Beacon Press: The King Legacy Series
For Immediate Release
Contact: Pamela MacColl
617-948-6582
pmaccoll@beacon.org
Beacon Press Announces Exclusive Publishing Agreement
with the Estate of Martin Luther King Jr.
BOSTON,
May 27th Beacon Press announced today an exclusive agreement to partner
with the Estate of Martin Luther King Jr. in a new publishing program, "The
King Legacy," which will give Beacon the sole right to print new editions
of previously published King titles and to compile Dr. King's writings, sermons,
orations, lectures, and prayers into entirely new editions, including significant
new introductions by leading scholars. This partnership brings together the
legacy of one of the most important civil rights and social justice leaders
in the world with one of the oldest and most respected independent publishing
houses in America.
Helene Atwan, director of Beacon Press said "We feel enormously privileged
to be the new publishers of Dr. King's work. His vision and his message are
more essential than ever in a world where, despite great gains, the global aspects
of the radical inequities Dr. King devoted his life to exposing and addressing
are all too apparent. He has much to teach us, perhaps as much today as in his
own lifetime." Gayatri Patnaik, executive editor at the press added, "Publishing
Dr. King in the age of our first African American president reminds us of his
prescience: in addition to being a civil rights legend, he was an early global
visionary, deeply concerned about peace and nonviolence, not only in America
but indeed the world. And his commitment to the rights of the poor is as important
and pressing now as it was fifty years ago."
Dexter Scott King, representing The Estate of Martin Luther King Jr. Inc, said
"We are very happy to join with Beacon Press to announce that the Estate
of Martin Luther King Jr. and Beacon Press will be entering into an historic
partnership to publish the words and writings of Dr. Martin Luther King Jr.
Beacon Press will be a dedicated public outlet for his work, and will help bring
his urgently needed teachings of nonviolence and human dignity, and his dream
of freedom and equality to a new global audience."
With roots that date back to the abolitionist movement, Beacon is uniquely
dedicated to publishing books on social justice, human rights, and racial equality.

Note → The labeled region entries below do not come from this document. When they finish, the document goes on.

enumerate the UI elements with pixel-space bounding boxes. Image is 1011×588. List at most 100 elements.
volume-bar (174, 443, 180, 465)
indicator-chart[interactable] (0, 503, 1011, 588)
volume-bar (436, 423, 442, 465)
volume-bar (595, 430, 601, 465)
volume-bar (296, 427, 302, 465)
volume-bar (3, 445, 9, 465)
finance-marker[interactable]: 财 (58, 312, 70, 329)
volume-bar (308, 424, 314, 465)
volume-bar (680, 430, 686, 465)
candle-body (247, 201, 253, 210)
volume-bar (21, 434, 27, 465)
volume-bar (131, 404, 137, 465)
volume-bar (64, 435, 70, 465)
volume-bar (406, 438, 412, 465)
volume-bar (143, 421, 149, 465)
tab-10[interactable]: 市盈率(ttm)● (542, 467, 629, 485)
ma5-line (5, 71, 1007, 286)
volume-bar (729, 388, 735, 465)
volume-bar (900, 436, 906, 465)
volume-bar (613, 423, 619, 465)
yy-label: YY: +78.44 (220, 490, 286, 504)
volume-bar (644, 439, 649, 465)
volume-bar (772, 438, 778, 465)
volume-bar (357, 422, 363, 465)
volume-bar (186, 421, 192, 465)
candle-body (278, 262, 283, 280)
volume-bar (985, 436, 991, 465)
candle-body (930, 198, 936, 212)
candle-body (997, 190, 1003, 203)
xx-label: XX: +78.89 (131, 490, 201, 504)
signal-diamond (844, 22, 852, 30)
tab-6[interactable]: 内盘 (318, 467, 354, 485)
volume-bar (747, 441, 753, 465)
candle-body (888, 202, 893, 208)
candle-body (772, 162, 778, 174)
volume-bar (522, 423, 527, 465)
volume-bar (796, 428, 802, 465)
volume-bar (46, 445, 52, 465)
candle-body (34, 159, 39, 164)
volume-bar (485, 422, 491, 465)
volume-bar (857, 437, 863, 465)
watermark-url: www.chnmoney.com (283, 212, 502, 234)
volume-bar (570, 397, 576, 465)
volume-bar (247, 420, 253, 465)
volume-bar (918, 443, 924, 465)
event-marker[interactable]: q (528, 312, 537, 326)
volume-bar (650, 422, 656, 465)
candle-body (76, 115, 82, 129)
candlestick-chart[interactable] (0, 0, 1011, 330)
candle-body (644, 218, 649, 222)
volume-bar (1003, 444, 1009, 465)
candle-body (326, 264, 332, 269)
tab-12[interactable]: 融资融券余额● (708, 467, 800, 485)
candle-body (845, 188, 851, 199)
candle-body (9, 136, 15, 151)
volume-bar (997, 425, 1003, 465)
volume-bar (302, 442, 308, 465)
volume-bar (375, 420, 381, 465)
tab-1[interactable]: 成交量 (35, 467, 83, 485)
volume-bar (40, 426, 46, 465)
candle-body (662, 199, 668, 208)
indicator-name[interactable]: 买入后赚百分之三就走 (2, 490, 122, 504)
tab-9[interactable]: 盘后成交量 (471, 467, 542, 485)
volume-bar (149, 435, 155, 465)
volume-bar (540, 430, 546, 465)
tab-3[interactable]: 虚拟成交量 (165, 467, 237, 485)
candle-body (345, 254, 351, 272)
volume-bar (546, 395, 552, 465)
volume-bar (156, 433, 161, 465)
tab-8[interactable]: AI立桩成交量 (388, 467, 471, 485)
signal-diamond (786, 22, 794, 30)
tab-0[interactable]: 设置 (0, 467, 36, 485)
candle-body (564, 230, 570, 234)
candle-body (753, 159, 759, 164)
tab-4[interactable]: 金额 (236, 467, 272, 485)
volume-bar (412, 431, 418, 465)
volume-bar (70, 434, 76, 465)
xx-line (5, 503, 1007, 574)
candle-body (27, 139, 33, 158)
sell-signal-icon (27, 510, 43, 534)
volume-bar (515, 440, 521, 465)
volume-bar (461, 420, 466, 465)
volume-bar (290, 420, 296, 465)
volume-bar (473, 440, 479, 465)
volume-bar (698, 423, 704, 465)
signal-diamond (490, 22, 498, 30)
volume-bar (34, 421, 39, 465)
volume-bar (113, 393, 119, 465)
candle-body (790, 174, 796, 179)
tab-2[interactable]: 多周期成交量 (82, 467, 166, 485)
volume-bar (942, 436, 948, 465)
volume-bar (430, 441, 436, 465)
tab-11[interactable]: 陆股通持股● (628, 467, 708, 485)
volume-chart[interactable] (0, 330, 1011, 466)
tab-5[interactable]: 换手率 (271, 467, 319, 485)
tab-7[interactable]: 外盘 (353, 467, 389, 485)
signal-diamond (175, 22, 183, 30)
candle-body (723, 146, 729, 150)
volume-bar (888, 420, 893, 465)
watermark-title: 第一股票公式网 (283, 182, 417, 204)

A department of the Unitarian Universalist Association, the press has published
pioneering books on race and social justice, including James Baldwin's Notes
of a Native Son, Derrick Bell's Confronting Authority, Cornel
West's Race Matters,
Lani Guinier's Becoming
Gentlemen, and Geoffrey Canada's Fist
Stick Knife Gun, along with award-winning titles by James
Cone, Howard
Thurman, Marian
Wright Edelman, Robert
Moses, and Roger
Wilkins.
The Unitarian Universalist Association (UUA)
is a faith community of more than 1000 self-governing congregations that bring
to the world a vision of religious freedom, tolerance and social justice. The
Rev. William G. Sinkford, president of the UUA, said, "I am delighted that
Beacon Press is partnering with the Martin Luther King Jr. estate to bring Dr.
King's papers to a wider audience. The UUA's history is connected to Dr. King's
through his call to our ministers to come to Selma in 1965. After Rev. James
Reeb's murder in Selma, it was Dr. King who eulogized his memory at Brown Chapel.
And it was Dr. King who, the following Spring, delivered a major lecture on
race, 'Don't
Sleep Through the Revolution,' to Unitarian Universalists as we gathered
at our General Assembly in Florida. Dr. King's legacy has informed our own work
as we struggle as a denomination to understand and reconcile our own history
around race and class. We know we still have along way to go to create the Beloved
Community, and I believe sharing these visionary works with a new generation
of readers will help keep that dream alive."
Tom Hallock, associate publisher at Beacon, explained the plan, which is to
begin with the new editions of the books published in Dr. King's lifetime that
have been unavailable since the 1990s, publishing them on the Martin Luther
King, Jr. holiday in 2010, along with a new title, as yet unconfirmed. After
that, the press hopes to publish two to three new works each year, working with
a range of renowned scholars to introduce each volume, with the assistance of
Clayborne Carson, who currently serves as Director of the Martin
Luther King Jr. Research and Education Institute at Stanford University.
The University of California's The
King Papers Project, a comprehensive multi-volume collection of King's work,
will continue to issue hardcover volumes intended for scholars and libraries.
Dr. Carson, who is also Executive Director of the Morehouse
College Martin Luther King Jr. Collection, will be taking on the additional
role of General Editorial Advisor for The King Legacy.